In the example below, we make a simple function add. The bytecode is visible in the add.__code__.co_code attribute, and we can disassemble it using the dis library and turn the bytecode into something slightly more friendly for human eyes:

In [9]: import dis
In [10]: def add(x, y):
    ...:     return x + y
    ...: 
In [11]: add.__code__.co_code
Out[11]: b'\x95\x00X\x01-\x00\x00\x00$\x00'
In [12]: dis.disassemble(add.__code__)
  1           RESUME                   0

  2           LOAD_FAST_LOAD_FAST      1 (x, y)
              BINARY_OP                0 (+)
              RETURN_VALUE

In the output of disassemble, the number in the first column is the line number in the source code. The middle column shows the bytecode instruction (see the docs for their meaning), and the right-hand side shows the arguments. For example in line 2, LOAD_FAST_LOAD_FAST pushes references to x and y to the stack, and the next line BINARY_OP executes the + operation on them.

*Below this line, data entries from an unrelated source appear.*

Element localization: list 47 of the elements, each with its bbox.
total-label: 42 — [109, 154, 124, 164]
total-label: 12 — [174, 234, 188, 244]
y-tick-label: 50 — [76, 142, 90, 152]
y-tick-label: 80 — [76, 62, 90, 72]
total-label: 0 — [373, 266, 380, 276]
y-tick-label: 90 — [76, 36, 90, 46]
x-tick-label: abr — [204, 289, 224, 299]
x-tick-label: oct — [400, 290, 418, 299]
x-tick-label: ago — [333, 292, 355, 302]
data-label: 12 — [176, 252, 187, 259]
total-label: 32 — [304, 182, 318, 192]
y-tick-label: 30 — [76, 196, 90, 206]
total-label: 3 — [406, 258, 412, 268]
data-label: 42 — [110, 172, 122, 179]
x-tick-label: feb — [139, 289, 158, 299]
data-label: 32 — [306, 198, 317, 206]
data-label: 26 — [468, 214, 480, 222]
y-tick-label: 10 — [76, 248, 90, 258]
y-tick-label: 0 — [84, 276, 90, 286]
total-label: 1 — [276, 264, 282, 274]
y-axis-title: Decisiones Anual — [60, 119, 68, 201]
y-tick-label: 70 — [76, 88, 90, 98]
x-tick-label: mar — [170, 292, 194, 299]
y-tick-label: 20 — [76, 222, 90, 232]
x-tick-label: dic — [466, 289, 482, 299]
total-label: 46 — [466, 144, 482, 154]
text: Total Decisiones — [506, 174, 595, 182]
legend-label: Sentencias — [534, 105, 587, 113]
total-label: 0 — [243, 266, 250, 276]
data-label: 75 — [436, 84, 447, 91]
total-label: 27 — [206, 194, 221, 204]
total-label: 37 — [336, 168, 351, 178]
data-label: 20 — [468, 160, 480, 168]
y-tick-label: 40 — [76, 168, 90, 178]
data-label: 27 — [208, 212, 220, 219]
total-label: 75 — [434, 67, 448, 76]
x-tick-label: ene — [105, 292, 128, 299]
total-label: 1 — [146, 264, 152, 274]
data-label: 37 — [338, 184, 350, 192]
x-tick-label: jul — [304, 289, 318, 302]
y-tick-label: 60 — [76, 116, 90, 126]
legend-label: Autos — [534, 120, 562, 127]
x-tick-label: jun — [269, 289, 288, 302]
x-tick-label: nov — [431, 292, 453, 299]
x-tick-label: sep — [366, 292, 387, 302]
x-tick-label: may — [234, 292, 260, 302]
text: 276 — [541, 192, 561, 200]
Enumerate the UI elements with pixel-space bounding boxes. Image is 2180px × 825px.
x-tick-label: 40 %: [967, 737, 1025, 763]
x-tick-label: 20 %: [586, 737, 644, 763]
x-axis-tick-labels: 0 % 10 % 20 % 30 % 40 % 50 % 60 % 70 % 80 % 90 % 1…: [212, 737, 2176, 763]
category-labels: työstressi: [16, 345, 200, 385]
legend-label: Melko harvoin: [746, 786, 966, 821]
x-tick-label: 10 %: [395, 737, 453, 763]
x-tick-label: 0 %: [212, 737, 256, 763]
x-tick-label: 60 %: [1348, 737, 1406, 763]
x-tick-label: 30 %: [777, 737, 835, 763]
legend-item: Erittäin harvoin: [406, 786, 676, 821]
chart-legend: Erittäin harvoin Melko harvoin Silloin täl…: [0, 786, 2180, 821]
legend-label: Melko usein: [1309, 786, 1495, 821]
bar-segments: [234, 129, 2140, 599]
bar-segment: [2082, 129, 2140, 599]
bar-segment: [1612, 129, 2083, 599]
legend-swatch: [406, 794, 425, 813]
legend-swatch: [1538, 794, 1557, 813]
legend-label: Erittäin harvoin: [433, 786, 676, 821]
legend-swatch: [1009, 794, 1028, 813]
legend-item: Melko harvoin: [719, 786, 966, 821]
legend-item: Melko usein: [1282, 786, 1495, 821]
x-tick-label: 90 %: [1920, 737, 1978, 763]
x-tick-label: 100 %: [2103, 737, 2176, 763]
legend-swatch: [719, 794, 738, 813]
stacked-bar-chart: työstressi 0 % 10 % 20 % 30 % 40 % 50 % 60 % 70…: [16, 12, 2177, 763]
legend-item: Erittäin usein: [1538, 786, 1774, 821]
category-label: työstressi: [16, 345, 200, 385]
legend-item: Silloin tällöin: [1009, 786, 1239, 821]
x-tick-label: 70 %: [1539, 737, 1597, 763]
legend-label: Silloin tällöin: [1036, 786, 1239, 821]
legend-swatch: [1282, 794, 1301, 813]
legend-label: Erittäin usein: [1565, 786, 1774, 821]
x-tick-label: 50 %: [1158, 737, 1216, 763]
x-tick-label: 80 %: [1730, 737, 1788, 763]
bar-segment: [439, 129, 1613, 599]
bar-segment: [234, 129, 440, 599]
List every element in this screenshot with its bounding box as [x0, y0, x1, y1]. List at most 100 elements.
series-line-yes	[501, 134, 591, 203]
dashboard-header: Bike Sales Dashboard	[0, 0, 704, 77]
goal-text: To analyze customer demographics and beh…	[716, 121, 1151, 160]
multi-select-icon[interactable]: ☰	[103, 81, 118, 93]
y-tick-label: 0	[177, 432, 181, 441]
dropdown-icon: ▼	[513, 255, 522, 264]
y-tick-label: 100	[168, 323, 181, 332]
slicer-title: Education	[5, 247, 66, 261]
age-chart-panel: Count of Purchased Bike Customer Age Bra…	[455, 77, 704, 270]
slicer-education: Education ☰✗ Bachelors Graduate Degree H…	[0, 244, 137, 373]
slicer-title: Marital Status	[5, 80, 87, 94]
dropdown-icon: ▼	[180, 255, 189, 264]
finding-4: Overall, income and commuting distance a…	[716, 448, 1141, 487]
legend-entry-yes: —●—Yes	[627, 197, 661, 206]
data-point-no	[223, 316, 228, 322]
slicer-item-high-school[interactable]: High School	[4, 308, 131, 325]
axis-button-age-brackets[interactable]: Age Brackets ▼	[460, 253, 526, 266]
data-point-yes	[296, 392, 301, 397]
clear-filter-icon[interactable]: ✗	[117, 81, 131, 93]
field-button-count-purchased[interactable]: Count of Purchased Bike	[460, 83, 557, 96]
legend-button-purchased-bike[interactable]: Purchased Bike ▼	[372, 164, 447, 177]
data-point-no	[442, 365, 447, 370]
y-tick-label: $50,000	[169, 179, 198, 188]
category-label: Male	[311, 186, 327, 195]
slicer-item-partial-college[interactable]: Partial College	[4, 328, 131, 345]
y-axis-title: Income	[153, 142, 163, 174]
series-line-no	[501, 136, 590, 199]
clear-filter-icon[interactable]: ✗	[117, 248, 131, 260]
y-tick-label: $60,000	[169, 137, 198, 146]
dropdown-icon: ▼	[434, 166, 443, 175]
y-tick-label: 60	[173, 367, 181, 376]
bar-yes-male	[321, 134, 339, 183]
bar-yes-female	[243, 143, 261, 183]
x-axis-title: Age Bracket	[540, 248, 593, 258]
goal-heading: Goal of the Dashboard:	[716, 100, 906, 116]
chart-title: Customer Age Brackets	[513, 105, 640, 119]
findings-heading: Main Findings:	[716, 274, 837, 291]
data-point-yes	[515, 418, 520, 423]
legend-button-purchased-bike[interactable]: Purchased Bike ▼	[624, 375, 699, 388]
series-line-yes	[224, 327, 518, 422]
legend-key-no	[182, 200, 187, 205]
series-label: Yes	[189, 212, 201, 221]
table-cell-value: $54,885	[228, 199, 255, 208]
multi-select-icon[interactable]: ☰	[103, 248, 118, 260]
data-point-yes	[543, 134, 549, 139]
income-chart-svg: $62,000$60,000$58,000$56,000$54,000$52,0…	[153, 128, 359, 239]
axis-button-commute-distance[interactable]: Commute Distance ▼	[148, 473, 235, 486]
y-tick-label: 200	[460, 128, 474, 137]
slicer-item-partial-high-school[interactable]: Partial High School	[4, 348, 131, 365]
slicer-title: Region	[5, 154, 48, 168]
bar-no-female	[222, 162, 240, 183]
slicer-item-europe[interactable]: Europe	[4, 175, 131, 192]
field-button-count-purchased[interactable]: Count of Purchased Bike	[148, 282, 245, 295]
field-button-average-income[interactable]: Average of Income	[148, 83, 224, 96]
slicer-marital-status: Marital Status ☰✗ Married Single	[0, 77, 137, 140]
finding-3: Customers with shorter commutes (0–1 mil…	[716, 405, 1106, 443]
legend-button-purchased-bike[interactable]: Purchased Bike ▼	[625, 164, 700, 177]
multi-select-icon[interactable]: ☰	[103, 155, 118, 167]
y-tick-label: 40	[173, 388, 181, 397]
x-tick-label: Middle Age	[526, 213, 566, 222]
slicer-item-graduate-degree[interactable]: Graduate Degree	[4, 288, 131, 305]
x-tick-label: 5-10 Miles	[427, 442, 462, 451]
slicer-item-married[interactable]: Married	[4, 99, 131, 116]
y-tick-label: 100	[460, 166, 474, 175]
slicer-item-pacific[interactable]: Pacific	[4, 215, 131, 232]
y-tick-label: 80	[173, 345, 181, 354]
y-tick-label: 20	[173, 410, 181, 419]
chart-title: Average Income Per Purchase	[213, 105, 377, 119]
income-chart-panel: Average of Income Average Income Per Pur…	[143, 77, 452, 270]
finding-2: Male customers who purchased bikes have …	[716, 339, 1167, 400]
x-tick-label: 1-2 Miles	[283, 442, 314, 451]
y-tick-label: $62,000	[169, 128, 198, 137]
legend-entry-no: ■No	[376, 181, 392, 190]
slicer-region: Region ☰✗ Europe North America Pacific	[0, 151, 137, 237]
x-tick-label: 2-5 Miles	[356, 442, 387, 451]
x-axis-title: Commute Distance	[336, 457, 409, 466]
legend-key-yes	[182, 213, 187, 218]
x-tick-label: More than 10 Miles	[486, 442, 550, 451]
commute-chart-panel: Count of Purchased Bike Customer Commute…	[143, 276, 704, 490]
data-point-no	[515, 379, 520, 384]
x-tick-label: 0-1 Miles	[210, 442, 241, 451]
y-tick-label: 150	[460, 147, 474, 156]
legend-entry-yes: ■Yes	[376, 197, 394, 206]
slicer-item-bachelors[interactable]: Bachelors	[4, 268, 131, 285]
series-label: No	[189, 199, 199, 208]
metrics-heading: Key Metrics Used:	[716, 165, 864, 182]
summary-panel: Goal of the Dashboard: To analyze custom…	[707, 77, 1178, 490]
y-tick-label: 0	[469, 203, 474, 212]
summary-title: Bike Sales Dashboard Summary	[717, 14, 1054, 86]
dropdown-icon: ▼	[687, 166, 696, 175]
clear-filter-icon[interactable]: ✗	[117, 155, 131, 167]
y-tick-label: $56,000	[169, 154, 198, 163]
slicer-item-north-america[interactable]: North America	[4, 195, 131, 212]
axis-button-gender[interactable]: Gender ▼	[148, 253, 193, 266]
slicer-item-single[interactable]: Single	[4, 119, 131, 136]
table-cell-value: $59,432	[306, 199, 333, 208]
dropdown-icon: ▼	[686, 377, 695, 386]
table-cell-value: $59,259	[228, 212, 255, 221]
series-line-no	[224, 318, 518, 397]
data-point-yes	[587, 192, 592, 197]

Incidentally, if you’ve ever noticed files with the .pyc extension or folders called __pycache__ (which are full of .pyc files) in your project directory, that’s where Python stores (or caches) bytecode when a module is imported so that next time, the import is faster.

In Conclusion

There’s obviously a lot more to say about bytecodes, the execution stack, the memory heap, etc. But my goal here is not so much to give a lesson in computer science as to give an appreciation for the accessibility of the Python language to curious users. Much as I think it’s valuable to be able to pop the hood on your car and point to the engine, the oil dipstick, the brake fluid reservoir, and the air filter, I believe it’s valuable to understand some of what’s going on “under the hood” of the Python code you may be using for data analysis or other kinds of scientific computing.